Federal investigators release initial report in fatal Keene plane crash

Nov. 3—Two people on the ground at Keene's Dillant-Hopkins Airport who witnessed the plane crash that killed the pilot and lone passenger last month described hearing popping sounds coming from the aircraft before it descended, according to a federal report issued Thursday.

The National Transportation Safety Board's preliminary report says the witnesses at the airport around 6:45 p.m. on Friday, Oct. 21 — one pilot and a pilot-rated mechanic — said the airplane's engine sounded abnormal.

The engine "never sounded smooth during the entire time the airplane was on the runway or while airborne," one of the witnesses recounted, according to the report.

The mechanic who witnessed the crash stated that when the flight was airborne along the runway, he heard a momentary power reduction, followed by a power advance, the report says.

The single-engine airplane struck a shed attached to a multifamily residence shortly after takeoff, setting off a three-alarm blaze at the crash site on Lower Main Street. On the Monday following the crash, officials released the names of the two men killed, Lawrence Marchiony, 41, of Baldwinville, Mass., and Marvin David Dezendorf, 60, of Townshend, Vt.

Dezendorf's LinkedIn page lists him as a flight instructor at Monadnock Aviation, a flight school and aviation business based out of Dillant-Hopkins Airport that Keene Mayor George Hansel said owned the four-seater Beechcraft Sierra aircraft. A 2017 Monadnock Aviation newsletter says Marchiony trained with Dezendorf and had aspirations of becoming a flight instructor.

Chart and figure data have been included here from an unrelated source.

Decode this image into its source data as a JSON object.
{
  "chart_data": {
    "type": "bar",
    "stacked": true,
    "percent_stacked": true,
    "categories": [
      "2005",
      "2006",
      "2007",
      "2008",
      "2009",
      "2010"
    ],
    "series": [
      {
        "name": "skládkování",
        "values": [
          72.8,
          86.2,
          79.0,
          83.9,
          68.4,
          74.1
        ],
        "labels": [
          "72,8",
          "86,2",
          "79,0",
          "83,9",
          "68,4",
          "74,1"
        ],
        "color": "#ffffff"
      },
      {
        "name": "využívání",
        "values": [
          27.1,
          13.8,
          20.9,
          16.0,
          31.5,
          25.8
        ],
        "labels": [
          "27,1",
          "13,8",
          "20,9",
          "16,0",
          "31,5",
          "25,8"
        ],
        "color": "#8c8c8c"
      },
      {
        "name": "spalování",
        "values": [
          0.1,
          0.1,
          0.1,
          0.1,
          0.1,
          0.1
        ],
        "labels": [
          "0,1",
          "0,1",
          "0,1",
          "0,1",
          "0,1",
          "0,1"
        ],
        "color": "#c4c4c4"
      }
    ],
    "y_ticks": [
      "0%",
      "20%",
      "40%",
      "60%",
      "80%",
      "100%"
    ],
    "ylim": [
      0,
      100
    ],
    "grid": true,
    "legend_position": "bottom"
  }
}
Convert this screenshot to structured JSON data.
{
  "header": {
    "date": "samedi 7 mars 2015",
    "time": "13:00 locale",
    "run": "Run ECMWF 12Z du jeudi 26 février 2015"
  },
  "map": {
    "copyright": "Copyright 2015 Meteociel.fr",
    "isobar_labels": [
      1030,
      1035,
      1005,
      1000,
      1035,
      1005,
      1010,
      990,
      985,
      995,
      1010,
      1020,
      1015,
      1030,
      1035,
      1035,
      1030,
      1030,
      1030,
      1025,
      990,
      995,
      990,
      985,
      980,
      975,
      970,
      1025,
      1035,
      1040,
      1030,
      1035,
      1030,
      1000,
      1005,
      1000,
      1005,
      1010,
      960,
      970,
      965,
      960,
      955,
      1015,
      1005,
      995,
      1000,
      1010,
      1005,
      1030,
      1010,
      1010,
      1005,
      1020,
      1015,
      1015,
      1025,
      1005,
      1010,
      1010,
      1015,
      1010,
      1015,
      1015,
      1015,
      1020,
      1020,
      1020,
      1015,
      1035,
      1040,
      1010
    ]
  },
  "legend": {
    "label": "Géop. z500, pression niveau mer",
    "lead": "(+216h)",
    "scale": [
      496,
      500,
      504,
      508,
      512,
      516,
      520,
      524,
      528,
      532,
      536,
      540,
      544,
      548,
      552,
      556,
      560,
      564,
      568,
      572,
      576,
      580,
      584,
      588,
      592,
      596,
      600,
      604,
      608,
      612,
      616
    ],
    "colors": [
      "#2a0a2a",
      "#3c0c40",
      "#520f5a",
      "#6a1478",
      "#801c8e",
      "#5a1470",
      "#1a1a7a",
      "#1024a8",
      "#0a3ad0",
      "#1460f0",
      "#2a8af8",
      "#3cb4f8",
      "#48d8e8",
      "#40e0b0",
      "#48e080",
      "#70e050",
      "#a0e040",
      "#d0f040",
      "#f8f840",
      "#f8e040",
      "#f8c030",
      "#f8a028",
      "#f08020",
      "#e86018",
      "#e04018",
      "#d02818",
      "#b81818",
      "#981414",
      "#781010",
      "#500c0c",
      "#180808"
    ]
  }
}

Both men were pilot-rated, said Tim Monville, an NTSB senior air-safety investigator, at a news conference in the days after the crash.

According to the report, the plane had made a shallow climb after taking off from the runway in Swanzey, with witness accounts stating it remained between 50 feet and 200 feet in the air.

Another witness about a half mile from the departure end of the runway said the plane was flying "not much higher than 50 ft above ground level when it flew by him," and that he heard "pop pop" sounds before the plane began to descend and the engine sound grew louder, according to the report.

In a phone interview Thursday, Dillant-Hopkins Airport Director David Hickling said it would be difficult to determine how high the plane should have been flying, but that it was "obviously very low." The occupants had traveled only approximately half a mile before the plane impacted the storage facility, the report states.

A representative of Monadnock Aviation declined to comment on the report Thursday.

None of the occupants of the apartments were injured, but nine people were displaced by the crash, according to American Red Cross, which is assisting them. The building's owner previously told The Sentinel it could take a year to repair the residence.

The federal report also notes that the two aircraft occupants did not make a distress call over the common traffic advisory frequency.

During the preliminary investigation, the NTSB has secured and retained both a pilot logbook as well as audio communications between one of the aircraft's occupants, which detail that the plane was to remain in a traffic pattern. The tapes contain no indications of things being awry prior to its crash half-mile away from the end of runway 2, according to Monville.

Monville said two security cameras captured the final portion of the flight and the impact of the crash. The footage includes sound, which will help investigators understand engine RPM prior to the crash into the building, he said.

The NTSB's final report — which will provide a description of the crash, a review of the investigative analysis and determine the probable cause of the crash — could take 18-24 months to complete.